Jesus also says, “let’s work on you feeling foolish and powerless, because in some ways we are. Sometimes we may be somewhat foolish or certainly with we knew more. Sometimes we just flat out are powerless. Jesus is teaching us that God’s power and knowledge is sufficient for us. That what Jesus is teaching us in his victory in the temptations in the desert. “Yes, I want everything you’re offering me, devil, but I’m going to trust in God instead. Maybe I’ll get those things that I want, and maybe I won’t.” Hell, it’s often likely that we won’t, but Jesus is showing us the way of trusting in God anyway, not because of what we might get, but because of who are.
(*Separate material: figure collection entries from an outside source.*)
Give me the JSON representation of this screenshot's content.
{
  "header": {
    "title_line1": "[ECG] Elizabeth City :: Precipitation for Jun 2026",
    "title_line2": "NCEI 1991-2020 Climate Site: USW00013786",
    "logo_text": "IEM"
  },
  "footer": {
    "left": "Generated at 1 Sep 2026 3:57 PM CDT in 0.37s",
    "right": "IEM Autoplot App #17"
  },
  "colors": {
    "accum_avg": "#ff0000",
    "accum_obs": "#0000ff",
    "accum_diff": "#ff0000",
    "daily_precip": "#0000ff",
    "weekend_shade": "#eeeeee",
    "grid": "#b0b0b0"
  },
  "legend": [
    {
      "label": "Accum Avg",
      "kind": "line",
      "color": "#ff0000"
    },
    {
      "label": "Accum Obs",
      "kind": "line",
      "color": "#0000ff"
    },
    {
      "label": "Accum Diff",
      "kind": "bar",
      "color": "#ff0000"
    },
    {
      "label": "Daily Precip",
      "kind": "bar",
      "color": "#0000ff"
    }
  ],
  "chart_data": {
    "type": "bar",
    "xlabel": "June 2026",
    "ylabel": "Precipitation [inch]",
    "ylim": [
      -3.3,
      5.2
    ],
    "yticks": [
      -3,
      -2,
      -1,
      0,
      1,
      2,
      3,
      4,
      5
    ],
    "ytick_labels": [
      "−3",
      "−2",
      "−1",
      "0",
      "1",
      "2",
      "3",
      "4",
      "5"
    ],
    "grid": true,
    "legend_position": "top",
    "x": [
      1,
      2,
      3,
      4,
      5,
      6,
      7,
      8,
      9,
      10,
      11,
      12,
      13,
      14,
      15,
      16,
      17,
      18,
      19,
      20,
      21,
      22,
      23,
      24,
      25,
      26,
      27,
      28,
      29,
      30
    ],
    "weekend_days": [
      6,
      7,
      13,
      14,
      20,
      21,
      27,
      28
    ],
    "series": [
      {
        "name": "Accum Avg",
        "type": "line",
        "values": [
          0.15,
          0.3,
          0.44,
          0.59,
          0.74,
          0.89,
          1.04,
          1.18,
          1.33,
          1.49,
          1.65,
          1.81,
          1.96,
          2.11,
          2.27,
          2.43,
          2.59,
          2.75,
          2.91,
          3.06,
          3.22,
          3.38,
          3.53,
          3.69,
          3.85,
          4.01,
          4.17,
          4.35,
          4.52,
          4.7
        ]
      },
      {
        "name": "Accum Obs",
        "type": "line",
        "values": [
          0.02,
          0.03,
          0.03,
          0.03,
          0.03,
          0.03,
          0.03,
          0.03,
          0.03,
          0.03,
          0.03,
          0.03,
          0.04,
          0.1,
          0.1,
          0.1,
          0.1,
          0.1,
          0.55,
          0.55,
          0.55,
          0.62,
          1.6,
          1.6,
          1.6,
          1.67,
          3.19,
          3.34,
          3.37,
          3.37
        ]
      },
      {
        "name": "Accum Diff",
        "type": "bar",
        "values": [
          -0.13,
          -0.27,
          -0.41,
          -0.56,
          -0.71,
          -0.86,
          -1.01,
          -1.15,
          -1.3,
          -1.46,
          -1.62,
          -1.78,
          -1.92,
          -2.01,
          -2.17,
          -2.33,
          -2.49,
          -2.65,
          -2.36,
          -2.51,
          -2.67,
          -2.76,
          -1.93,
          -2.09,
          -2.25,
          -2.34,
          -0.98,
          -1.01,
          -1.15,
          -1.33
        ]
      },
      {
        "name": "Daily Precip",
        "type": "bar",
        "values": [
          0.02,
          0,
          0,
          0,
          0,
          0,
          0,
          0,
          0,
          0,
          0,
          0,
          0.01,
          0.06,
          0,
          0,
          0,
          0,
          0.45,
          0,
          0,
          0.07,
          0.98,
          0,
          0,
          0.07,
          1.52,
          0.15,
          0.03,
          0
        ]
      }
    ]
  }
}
We’re God’s beloved children.

Trusting in God’s care for us, trusting in that relationship and seeking good relationships with others, we find we don’t need to feel foolish or powerless. We all of us are sometimes, and that’s ok. We can trust in God and who we are, and when we don’t, we can trust in Jesus joining with us in those failures. Trusting in Jesus, we get the peace we are ultimately searching for. Peace over the agitation of feeling foolish and powerless. Peace over not getting what we want. Peace to let go of our shame. Peace of good relationships with God and one another. Peace of living into who and how we were made to be.

 





Genesis 2:15-17; 3:1-7

The Lord God took the man and put him in the garden of Eden to till it and keep it. And the Lord God commanded the man, “You may freely eat of every tree of the garden; but of the tree of the knowledge of good and evil you shall not eat, for in the day that you eat of it you shall die.”
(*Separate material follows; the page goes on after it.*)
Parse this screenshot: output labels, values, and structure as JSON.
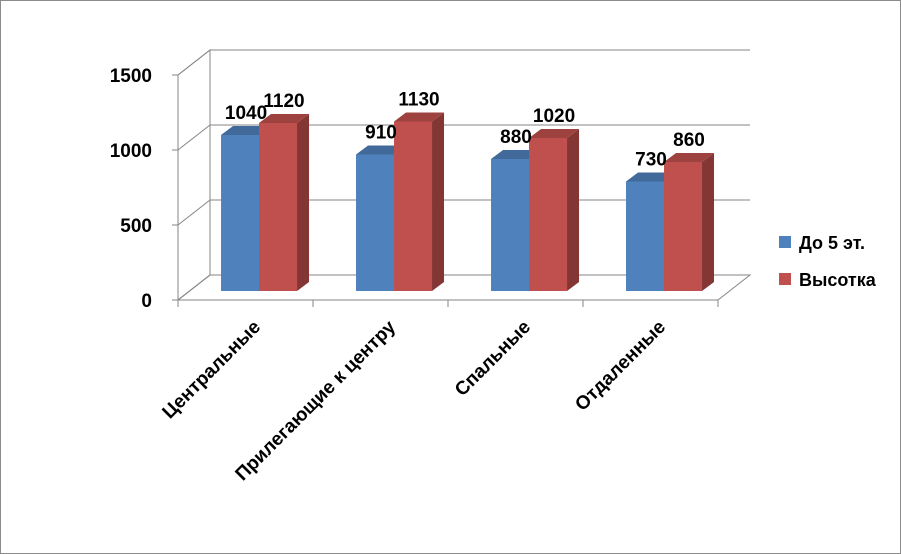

Now the serpent was more crafty than any other wild animal that the Lord God had made. He said to the woman, “Did God say, ‘You shall not eat from any tree in the garden’?” The woman said to the serpent, “We may eat of the fruit of the trees in the garden; but God said, ‘You shall not eat of the fruit of the tree that is in the middle of the garden, nor shall you touch it, or you shall die.’“ But the serpent said to the woman, “You will not die; for God knows that when you eat of it your eyes will be opened, and you will be like God, knowing good and evil.” So when the woman saw that the tree was good for food, and that it was a delight to the eyes, and that the tree was to be desired to make one wise, she took of its fruit and ate; and she also gave some to her husband, who was with her, and he ate. Then the eyes of both were opened, and they knew that they were naked; and they sewed fig leaves together and made loincloths for themselves.

 

 

Matthew 4:1-11

Jesus was led up by the Spirit into the wilderness to be tempted by the devil. He fasted forty days and forty nights, and afterwards he was famished. The tempter came and said to him, “If you are the Son of God, command these stones to become loaves of bread.” But he answered, “It is written,

‘One does not live by bread alone,
but by every word that comes from the mouth of God.’”

Then the devil took him to the holy city and placed him on the pinnacle of the temple, saying to him, “If you are the Son of God, throw yourself down; for it is written,

‘He will command his angels concerning you,’
and ‘On their hands they will bear you up,

so that you will not dash your foot against a stone.’”

Jesus said to him, “Again it is written, ‘Do not put the Lord your God to the test.’”

Again, the devil took him to a very high mountain and showed him all the kingdoms of the world and their splendor; and he said to him, “All these I will give you, if you will fall down and worship me.” Jesus said to him, “Away with you, Satan! for it is written,

‘Worship the Lord your God,
and serve only him.’”

Then the devil left him, and suddenly angels came and waited on him.